А речка спокойно течёт мимо расщепленных снарядами деревьев, облизывает разлохмаченные взрывом сваи моста. Желтые кувшинки и белые лилии неподвижно стоят на своих длинных стеблях. Речка как речка. Много таких речек во всех уголках русской земли. Даже названия у нее нет! Может, и было оно когда-то, да забыли его. Безымянная речка. Спокойно текла она, и самыми выдающимися событиями в жизни ее были появления оравы босоногих мальчишек. С криком и визгом бросались они в ее спокойную воду, и тогда поднимался со дна ил, расходились, набегали на берега ленивые волны, плыли к морю сорванные кувшинки.

Не знала речка, не знали и моряки, лежавшие в ямах и воронках на ее берегу, что войдет она в историю батальона, запомнится матросам на всю жизнь. Фашисты позаботились об этом.

Не успел батальон окопаться, как начался обстрел. Всё, что пришлось пережить раньше, теперь казалось детской забавой. Деревья трещали и валились, словно буря гуляла над лесом.

Вот один снаряд взорвался между корней дерева. Оно приподнялось, наклонилось вершиной и медленно рухнуло. Вершина с обломленными ветвями закрыла воронку от бомбы, и высунулась из нее матросская рука, пошевелились пальцы и закостенели, сжавшись в кулак. Может быть, звал матрос на помощь товарищей, а может быть, раздавленный деревом, прощался с ними. Вот и торчит теперь из воронки этот страшный побелевший кулак, грозя фашистам, напоминая матросам о мести, святой, справедливой мести.
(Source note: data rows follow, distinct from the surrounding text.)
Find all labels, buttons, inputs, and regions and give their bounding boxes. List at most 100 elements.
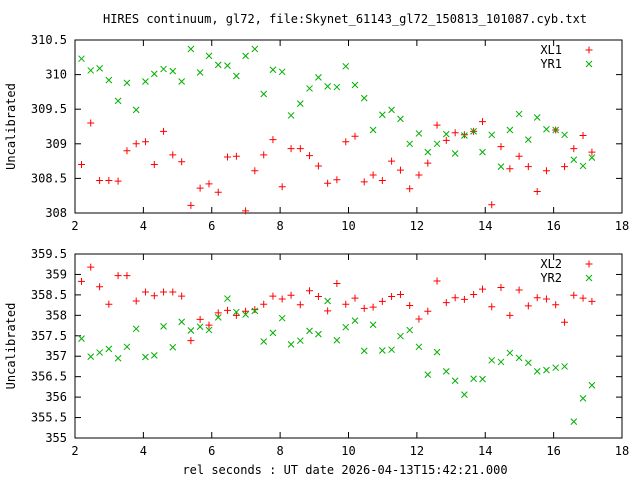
data-point-yr2 bbox=[397, 332, 404, 340]
data-point-xl2 bbox=[96, 283, 104, 291]
data-point-yr2 bbox=[406, 326, 414, 334]
data-point-yr2 bbox=[533, 367, 541, 375]
data-point-xl1 bbox=[160, 127, 168, 135]
chart-title: HIRES continuum, gl72, file:Skynet_61143… bbox=[103, 12, 587, 26]
data-point-yr1 bbox=[470, 127, 477, 135]
data-point-yr1 bbox=[461, 132, 468, 139]
data-point-xl2 bbox=[132, 297, 140, 305]
data-point-xl1 bbox=[260, 151, 268, 159]
x-tick-label: 16 bbox=[546, 219, 560, 233]
y-tick-label: 358.5 bbox=[31, 288, 67, 302]
data-point-xl2 bbox=[223, 306, 231, 314]
data-point-yr1 bbox=[260, 90, 268, 98]
data-point-xl1 bbox=[223, 153, 231, 161]
data-point-yr1 bbox=[506, 126, 514, 134]
y-tick-label: 355.5 bbox=[31, 411, 67, 425]
data-point-yr1 bbox=[169, 67, 177, 75]
y-tick-label: 308.5 bbox=[31, 171, 67, 185]
data-point-xl2 bbox=[415, 315, 423, 323]
data-point-xl2 bbox=[369, 303, 377, 311]
data-point-yr1 bbox=[132, 106, 140, 114]
data-point-xl1 bbox=[515, 152, 523, 160]
data-point-xl2 bbox=[306, 287, 314, 295]
data-point-xl2 bbox=[460, 295, 468, 303]
data-point-xl1 bbox=[360, 178, 368, 186]
data-point-xl2 bbox=[150, 292, 158, 300]
data-point-yr1 bbox=[224, 62, 231, 69]
data-point-xl1 bbox=[214, 188, 222, 196]
data-point-xl2 bbox=[561, 318, 569, 326]
data-point-yr2 bbox=[388, 346, 395, 354]
y-tick-label: 356 bbox=[45, 390, 67, 404]
data-point-yr1 bbox=[315, 74, 322, 81]
data-point-xl2 bbox=[105, 300, 113, 308]
data-point-xl2 bbox=[406, 302, 414, 310]
data-point-yr2 bbox=[169, 343, 177, 351]
data-point-yr2 bbox=[424, 371, 432, 378]
data-point-xl2 bbox=[260, 300, 268, 308]
y-tick-label: 309.5 bbox=[31, 102, 67, 116]
data-point-yr2 bbox=[296, 337, 304, 345]
data-point-yr1 bbox=[160, 65, 167, 73]
data-point-xl2 bbox=[187, 337, 195, 345]
data-point-yr2 bbox=[78, 335, 85, 342]
data-point-yr2 bbox=[324, 297, 331, 305]
data-point-xl1 bbox=[269, 136, 277, 144]
series-yr1 bbox=[78, 45, 596, 170]
data-point-yr1 bbox=[196, 69, 204, 76]
data-point-yr2 bbox=[214, 314, 222, 321]
data-point-xl1 bbox=[242, 207, 250, 215]
data-point-yr2 bbox=[515, 354, 523, 362]
legend-marker bbox=[585, 46, 593, 54]
legend-label: YR2 bbox=[540, 271, 562, 285]
y-axis-label: Uncalibrated bbox=[4, 83, 18, 170]
data-point-xl2 bbox=[242, 307, 250, 315]
data-point-xl1 bbox=[396, 166, 404, 174]
data-point-yr1 bbox=[479, 148, 486, 156]
data-point-yr2 bbox=[96, 349, 103, 356]
data-point-xl1 bbox=[579, 131, 587, 139]
data-point-xl2 bbox=[314, 293, 322, 301]
x-tick-label: 14 bbox=[478, 219, 492, 233]
data-point-yr1 bbox=[78, 55, 85, 63]
data-point-yr2 bbox=[588, 381, 596, 389]
data-point-xl2 bbox=[479, 285, 487, 293]
series-xl2 bbox=[77, 263, 596, 345]
data-point-yr2 bbox=[187, 327, 195, 334]
data-point-yr1 bbox=[442, 130, 450, 138]
data-point-xl2 bbox=[141, 288, 149, 296]
data-point-yr2 bbox=[196, 323, 204, 331]
data-point-yr1 bbox=[123, 79, 131, 87]
data-point-xl2 bbox=[515, 286, 523, 294]
data-point-yr2 bbox=[442, 367, 450, 375]
data-point-yr2 bbox=[178, 318, 186, 326]
data-point-yr2 bbox=[579, 394, 587, 402]
data-point-xl2 bbox=[178, 292, 186, 300]
data-point-yr1 bbox=[406, 140, 414, 148]
data-point-xl1 bbox=[169, 151, 177, 159]
data-point-yr1 bbox=[351, 81, 359, 89]
data-point-yr1 bbox=[142, 78, 149, 85]
data-point-xl2 bbox=[278, 295, 286, 303]
data-point-xl2 bbox=[205, 321, 213, 329]
data-point-xl2 bbox=[570, 291, 578, 299]
x-tick-label: 12 bbox=[410, 444, 424, 458]
legend-marker bbox=[585, 60, 593, 68]
data-point-yr2 bbox=[552, 364, 560, 372]
data-point-xl1 bbox=[351, 132, 359, 140]
data-point-xl1 bbox=[114, 177, 122, 185]
data-point-xl1 bbox=[314, 162, 322, 170]
data-point-yr2 bbox=[333, 336, 341, 344]
data-point-xl2 bbox=[169, 288, 177, 296]
data-point-yr1 bbox=[515, 110, 523, 118]
data-point-xl1 bbox=[306, 152, 314, 160]
data-point-xl2 bbox=[324, 307, 332, 315]
data-point-yr2 bbox=[233, 308, 240, 316]
data-point-xl1 bbox=[96, 176, 104, 184]
data-point-xl1 bbox=[406, 185, 414, 193]
data-point-xl2 bbox=[388, 293, 396, 301]
x-tick-label: 12 bbox=[410, 219, 424, 233]
data-point-xl2 bbox=[333, 279, 341, 287]
data-point-yr1 bbox=[233, 72, 240, 80]
data-point-yr2 bbox=[461, 391, 468, 399]
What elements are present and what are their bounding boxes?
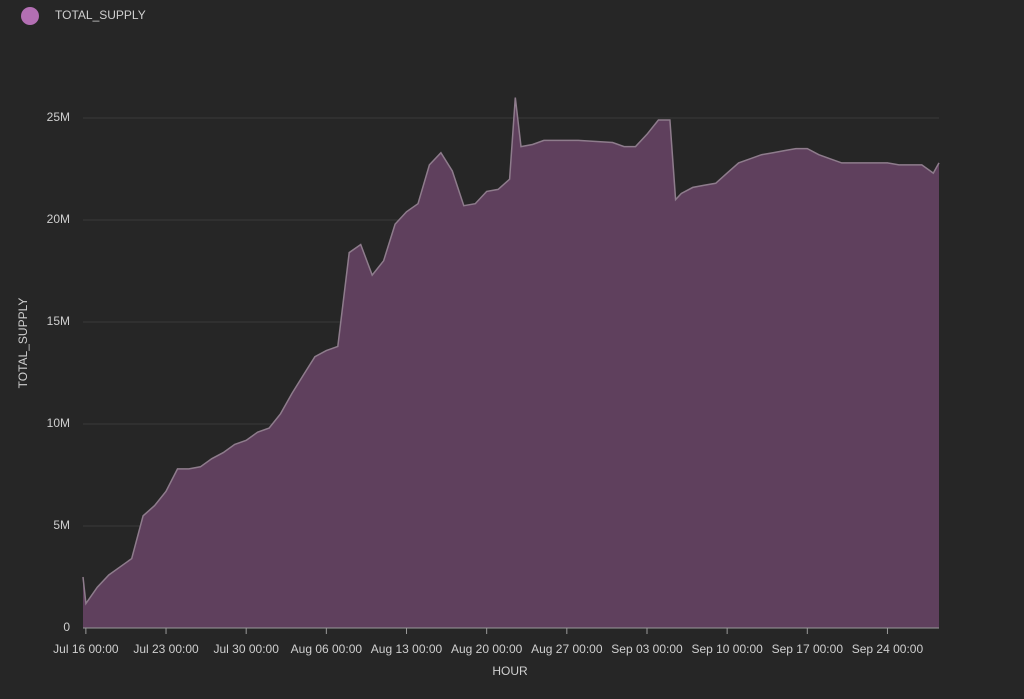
x-tick-label: Sep 03 00:00	[611, 642, 683, 656]
y-tick-label: 0	[63, 620, 70, 634]
area	[83, 97, 939, 629]
legend-label: TOTAL_SUPPLY	[55, 8, 146, 22]
x-tick-label: Sep 17 00:00	[772, 642, 844, 656]
x-tick-label: Aug 20 00:00	[451, 642, 523, 656]
x-tick-label: Aug 13 00:00	[371, 642, 443, 656]
x-tick-label: Jul 30 00:00	[213, 642, 279, 656]
x-tick-label: Sep 24 00:00	[852, 642, 924, 656]
x-tick-label: Sep 10 00:00	[691, 642, 763, 656]
legend-marker	[21, 7, 39, 25]
x-tick-label: Aug 06 00:00	[291, 642, 363, 656]
x-tick-label: Jul 23 00:00	[133, 642, 199, 656]
x-tick-label: Aug 27 00:00	[531, 642, 603, 656]
x-axis-title: HOUR	[492, 664, 528, 678]
x-tick-label: Jul 16 00:00	[53, 642, 119, 656]
y-axis-title: TOTAL_SUPPLY	[16, 298, 30, 389]
y-tick-label: 5M	[53, 518, 70, 532]
y-tick-label: 15M	[47, 314, 70, 328]
y-tick-label: 10M	[47, 416, 70, 430]
y-tick-label: 25M	[47, 110, 70, 124]
area-line	[82, 97, 940, 606]
y-tick-label: 20M	[47, 212, 70, 226]
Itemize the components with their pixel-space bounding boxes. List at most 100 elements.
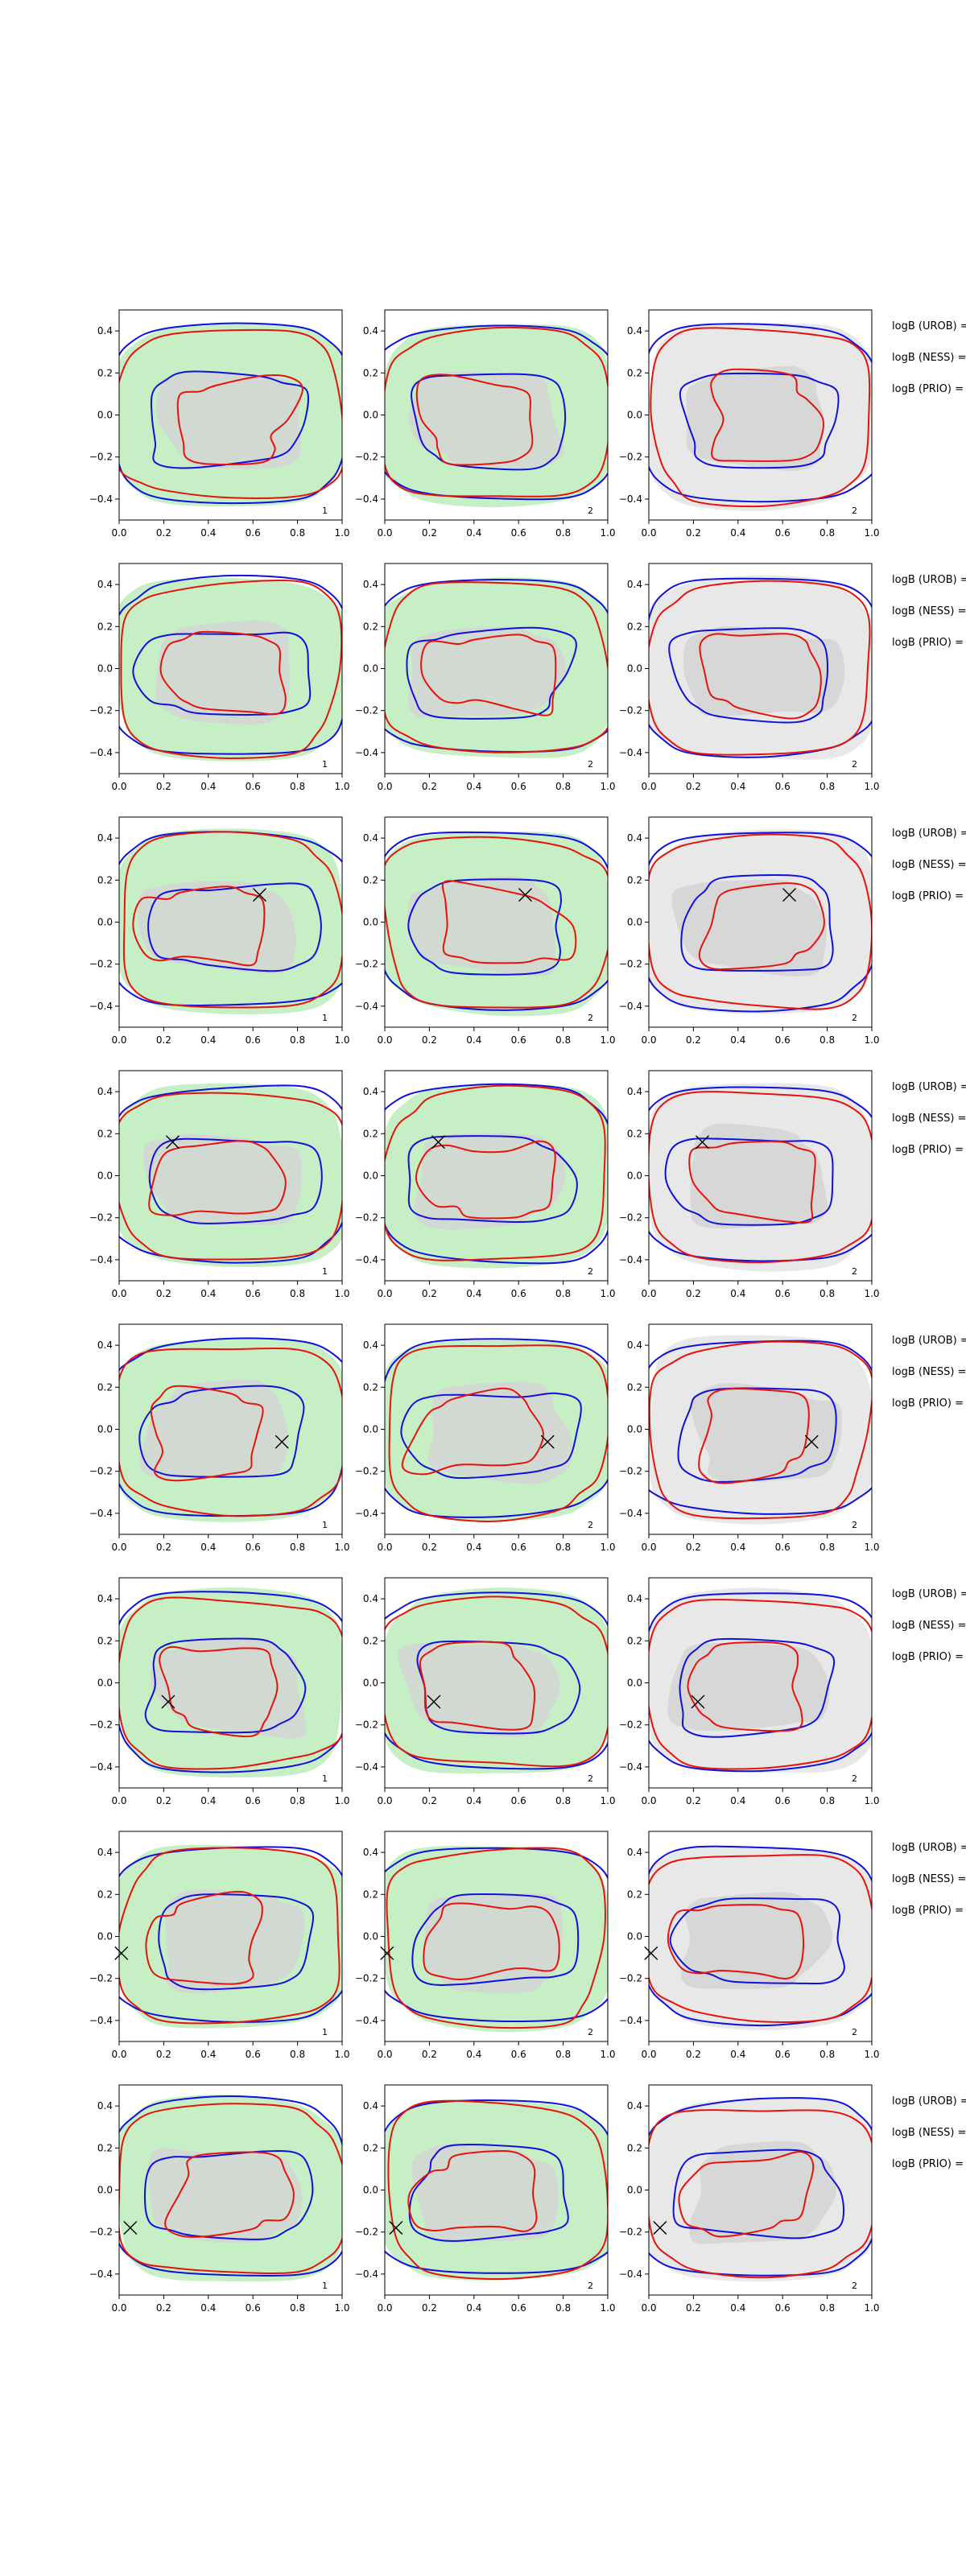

Прошло около часа с тех пор, как начался обстрел, а леса уже нет. Вместо него — завал из расщепленных бревен. И вот тут фашисты пошли в атаку. Многие из них добежали до речки и даже бросились в нее, но мало кто выбрался обратно на левый берег: из воронок, из-под деревьев раздались беспощадные пулеметные очереди, им помогли автоматы, и опустела речка, перестали качаться листья кувшинок и лилий. Только много-много воздушных пузырей поднималось с илистого дна.

— Кажется, отбили охотку, — сказал Норкин и вытер рукавом бушлата вспотевший лоб.

— Авось, отдохнем до утра, — ответил Лебедев. Струйки пота текли по его пыльному лицу и всё оно было в грязных полосках подтеков.

Но не успели моряки выкурить и по одной папироске, как на том берегу появились толпы людей. Норкин жадно затянулся, бросил в речку недокуренную папиросу и пододвинул к себе автоматные диски и гранаты. Он приготовился к бою и теперь со спокойной совестью взялся за бинокль.